De Long. The maps and card sets were created by an architect and his designer wife and cover 24 regions in different formats – individual cards, bookshelf sets, posters and digital. The highly detailed maps are clearly marked with text, color-coded and contain important geographical details. All are retrieved so users can be sure of the information. De Long worked with Master of Wine Charles Curtis on a series dedicated to Champagne (example below), the first such update since the Larmat cards.

Joanie Metivier. The Canadian sommelier and author developed a duo of textbooks – one a regional coloring book and the other a more advanced version of 50 blank cards with theory questions typical of the exam. Wine Card eBook, $ 9.99 (pdf); $ 35.99 hard copy; Wine Regions Coloring Book (pdf) $ 7.99

Water and wine. This series of illustrated puzzles and posters was created by a Swedish sommelier and was born out of pandemic lockdown. Current puzzles include Italy, France, Spain and South Africa with plans for three more wine themes and a whiskey puzzle. Shipped from the EU, the price does not include shipping, taxes or custom fees. $ 49

Water and Wines, created by a Swedish sommelier, offers illustrated wine lists and riddles with grape varieties.

Wine Folly. Wine Folly is a graphic designer with sommelier accreditation and offers a set of cards for download or sale in hard copy. The theme by country and name, including the grape varieties, and the 12 x 16 print versions are spill- and tear-proof. However, the information is without sources, and historically the author has been less careful with fact-checking. So, buyer, beware. Cards are different prices.

Import of vines hosts an extensive store with specialty cards, including detailed California and other AVAs and several lovely vintage reproductions. Various prices range from $ 37.95 to $ 60, and most cards are available in canvas at an additional cost.

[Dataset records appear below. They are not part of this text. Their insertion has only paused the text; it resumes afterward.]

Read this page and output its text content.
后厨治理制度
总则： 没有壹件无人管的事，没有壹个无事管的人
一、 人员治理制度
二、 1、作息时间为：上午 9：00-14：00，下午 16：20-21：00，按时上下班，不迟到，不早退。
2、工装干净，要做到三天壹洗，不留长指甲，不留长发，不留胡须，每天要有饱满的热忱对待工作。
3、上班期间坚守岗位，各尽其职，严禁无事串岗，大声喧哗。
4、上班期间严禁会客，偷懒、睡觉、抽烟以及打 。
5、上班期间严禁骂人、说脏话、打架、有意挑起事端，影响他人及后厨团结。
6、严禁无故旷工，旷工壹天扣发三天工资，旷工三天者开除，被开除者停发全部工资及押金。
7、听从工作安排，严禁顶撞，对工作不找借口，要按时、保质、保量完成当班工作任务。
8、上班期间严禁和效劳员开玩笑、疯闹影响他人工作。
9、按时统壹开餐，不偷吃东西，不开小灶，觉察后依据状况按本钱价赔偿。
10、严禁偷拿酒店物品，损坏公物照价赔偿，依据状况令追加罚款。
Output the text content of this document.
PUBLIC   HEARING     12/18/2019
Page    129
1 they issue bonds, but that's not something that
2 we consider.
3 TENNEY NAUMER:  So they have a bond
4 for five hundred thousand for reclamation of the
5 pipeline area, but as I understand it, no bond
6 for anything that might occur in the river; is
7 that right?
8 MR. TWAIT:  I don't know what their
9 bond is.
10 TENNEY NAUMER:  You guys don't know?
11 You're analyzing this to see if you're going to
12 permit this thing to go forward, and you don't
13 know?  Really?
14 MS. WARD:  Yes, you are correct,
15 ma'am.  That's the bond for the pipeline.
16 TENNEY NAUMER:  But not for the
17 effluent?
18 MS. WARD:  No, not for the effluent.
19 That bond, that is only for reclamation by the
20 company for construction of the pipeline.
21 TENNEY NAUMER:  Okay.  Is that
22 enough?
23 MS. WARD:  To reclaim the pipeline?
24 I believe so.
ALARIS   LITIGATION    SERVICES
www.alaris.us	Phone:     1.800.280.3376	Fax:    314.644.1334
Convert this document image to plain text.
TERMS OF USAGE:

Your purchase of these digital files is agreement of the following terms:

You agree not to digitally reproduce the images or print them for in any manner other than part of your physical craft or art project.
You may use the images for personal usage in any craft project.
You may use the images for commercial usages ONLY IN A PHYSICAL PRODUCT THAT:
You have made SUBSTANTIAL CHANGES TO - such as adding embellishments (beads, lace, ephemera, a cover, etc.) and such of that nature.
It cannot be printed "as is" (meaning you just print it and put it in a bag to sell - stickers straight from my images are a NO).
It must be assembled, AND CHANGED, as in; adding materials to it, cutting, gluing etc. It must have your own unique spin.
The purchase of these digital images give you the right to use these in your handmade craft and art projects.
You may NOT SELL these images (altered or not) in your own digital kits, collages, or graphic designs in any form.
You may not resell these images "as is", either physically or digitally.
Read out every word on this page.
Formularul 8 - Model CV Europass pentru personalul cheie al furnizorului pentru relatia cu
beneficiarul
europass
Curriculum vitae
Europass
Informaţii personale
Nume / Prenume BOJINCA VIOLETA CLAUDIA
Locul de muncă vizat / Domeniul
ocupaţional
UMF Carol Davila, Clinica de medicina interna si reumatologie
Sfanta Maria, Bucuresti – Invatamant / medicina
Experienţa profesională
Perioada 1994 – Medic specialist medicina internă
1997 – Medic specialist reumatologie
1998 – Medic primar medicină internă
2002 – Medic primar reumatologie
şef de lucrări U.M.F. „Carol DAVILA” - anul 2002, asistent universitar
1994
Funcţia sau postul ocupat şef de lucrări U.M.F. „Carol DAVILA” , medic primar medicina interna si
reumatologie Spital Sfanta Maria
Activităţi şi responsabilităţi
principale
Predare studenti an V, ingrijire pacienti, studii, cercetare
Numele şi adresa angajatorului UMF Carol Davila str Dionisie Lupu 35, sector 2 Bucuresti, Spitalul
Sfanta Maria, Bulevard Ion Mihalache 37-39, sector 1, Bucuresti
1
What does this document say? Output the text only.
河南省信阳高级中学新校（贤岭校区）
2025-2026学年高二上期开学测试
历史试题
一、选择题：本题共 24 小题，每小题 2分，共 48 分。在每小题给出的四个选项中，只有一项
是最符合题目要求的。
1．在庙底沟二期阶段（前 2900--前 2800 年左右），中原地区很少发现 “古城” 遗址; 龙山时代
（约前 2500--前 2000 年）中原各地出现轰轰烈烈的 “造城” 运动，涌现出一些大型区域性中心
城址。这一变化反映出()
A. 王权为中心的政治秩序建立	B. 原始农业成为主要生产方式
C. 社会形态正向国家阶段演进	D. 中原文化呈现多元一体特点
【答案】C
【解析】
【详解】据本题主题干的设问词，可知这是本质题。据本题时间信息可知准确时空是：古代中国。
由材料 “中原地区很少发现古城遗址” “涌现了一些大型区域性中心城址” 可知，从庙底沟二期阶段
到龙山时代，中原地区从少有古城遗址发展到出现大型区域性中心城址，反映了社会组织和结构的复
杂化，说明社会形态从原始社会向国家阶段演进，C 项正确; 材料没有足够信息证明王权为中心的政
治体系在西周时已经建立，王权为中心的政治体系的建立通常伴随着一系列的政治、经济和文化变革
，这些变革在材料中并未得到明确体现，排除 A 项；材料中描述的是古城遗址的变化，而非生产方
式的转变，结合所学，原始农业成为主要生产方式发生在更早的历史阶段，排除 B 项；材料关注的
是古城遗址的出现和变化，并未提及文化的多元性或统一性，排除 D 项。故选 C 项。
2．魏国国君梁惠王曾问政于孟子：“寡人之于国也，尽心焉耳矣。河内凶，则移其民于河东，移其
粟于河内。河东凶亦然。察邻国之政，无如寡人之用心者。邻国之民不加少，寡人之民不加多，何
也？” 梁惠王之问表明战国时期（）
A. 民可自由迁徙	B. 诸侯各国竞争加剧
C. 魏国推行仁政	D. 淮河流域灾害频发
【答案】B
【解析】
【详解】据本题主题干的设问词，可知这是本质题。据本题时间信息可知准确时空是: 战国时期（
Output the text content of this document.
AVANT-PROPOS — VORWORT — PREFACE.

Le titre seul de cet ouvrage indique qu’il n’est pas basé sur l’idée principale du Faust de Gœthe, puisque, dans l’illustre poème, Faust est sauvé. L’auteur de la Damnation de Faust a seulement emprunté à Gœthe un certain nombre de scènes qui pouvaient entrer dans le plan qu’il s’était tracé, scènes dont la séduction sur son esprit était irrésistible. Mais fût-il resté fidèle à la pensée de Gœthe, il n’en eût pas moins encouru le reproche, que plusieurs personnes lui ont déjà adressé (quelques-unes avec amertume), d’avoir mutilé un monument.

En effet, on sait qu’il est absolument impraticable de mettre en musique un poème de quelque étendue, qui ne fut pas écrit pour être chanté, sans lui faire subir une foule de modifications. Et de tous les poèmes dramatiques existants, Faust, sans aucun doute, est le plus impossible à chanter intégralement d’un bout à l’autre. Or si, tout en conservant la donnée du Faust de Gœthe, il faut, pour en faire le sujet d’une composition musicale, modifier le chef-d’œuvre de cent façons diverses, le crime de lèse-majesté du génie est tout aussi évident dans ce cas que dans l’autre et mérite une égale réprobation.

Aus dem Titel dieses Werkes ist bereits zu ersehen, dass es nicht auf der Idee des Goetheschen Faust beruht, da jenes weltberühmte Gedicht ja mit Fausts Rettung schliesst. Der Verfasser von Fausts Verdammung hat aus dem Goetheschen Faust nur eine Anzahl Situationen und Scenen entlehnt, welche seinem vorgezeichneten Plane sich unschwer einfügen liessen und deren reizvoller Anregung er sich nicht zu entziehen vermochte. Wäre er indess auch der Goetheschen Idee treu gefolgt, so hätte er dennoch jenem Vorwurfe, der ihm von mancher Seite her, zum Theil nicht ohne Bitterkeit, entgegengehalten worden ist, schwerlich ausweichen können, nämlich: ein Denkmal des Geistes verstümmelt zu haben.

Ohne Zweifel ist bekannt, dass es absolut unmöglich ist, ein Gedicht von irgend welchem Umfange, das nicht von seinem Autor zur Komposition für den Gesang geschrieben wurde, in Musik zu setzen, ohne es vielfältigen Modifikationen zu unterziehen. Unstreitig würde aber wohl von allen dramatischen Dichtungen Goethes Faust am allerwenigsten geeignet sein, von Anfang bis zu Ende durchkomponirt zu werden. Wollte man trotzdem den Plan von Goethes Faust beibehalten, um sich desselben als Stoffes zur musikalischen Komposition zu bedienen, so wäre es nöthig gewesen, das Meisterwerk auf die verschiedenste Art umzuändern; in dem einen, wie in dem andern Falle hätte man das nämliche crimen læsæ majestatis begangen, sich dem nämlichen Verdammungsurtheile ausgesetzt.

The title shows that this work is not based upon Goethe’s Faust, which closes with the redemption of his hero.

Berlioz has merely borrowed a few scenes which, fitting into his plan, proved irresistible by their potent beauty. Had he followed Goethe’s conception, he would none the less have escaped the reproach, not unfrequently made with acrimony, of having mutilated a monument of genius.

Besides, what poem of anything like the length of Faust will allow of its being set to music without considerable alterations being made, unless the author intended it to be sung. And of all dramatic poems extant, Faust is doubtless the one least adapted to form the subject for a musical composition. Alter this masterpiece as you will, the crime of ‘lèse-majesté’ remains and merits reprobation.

World Atlas of Wine, Hugh Johnson and Jancis Robinson (2019, Mitchell Beazley). The latest update of the venerable atlas leaves almost no stone unturned and covers all the regions with detailed maps and auxiliary information on winemaking. Highly concentrated on regions of the Old World, but now with more comprehensive information on previously diminished further cast regions. Very readable, despite the book’s weight. $ 35.99 on amazon.com

Online sources: Many regional wine agencies include maps on their sites, but for general knowledge, here are a few places to check:

Wine Scholar Guild. Easy to read and pleasing to the eye. These highly detailed maps (Catalunya on the left) show subzones and geographical features. Downloads from the site.

Vineyards.com. They may not be visually inspiring, but this is a good virtual clearing house of maps of the entire globe, with some notable wineries pointed out. The site contains other filters for downloading cards according to interest, but not all of these worked at the time of testing.

Winemaps.com is a global source that finds places to drink. Not so much an educational tool, but convenient to see where you can get the well-deserved glass when you finish your studies.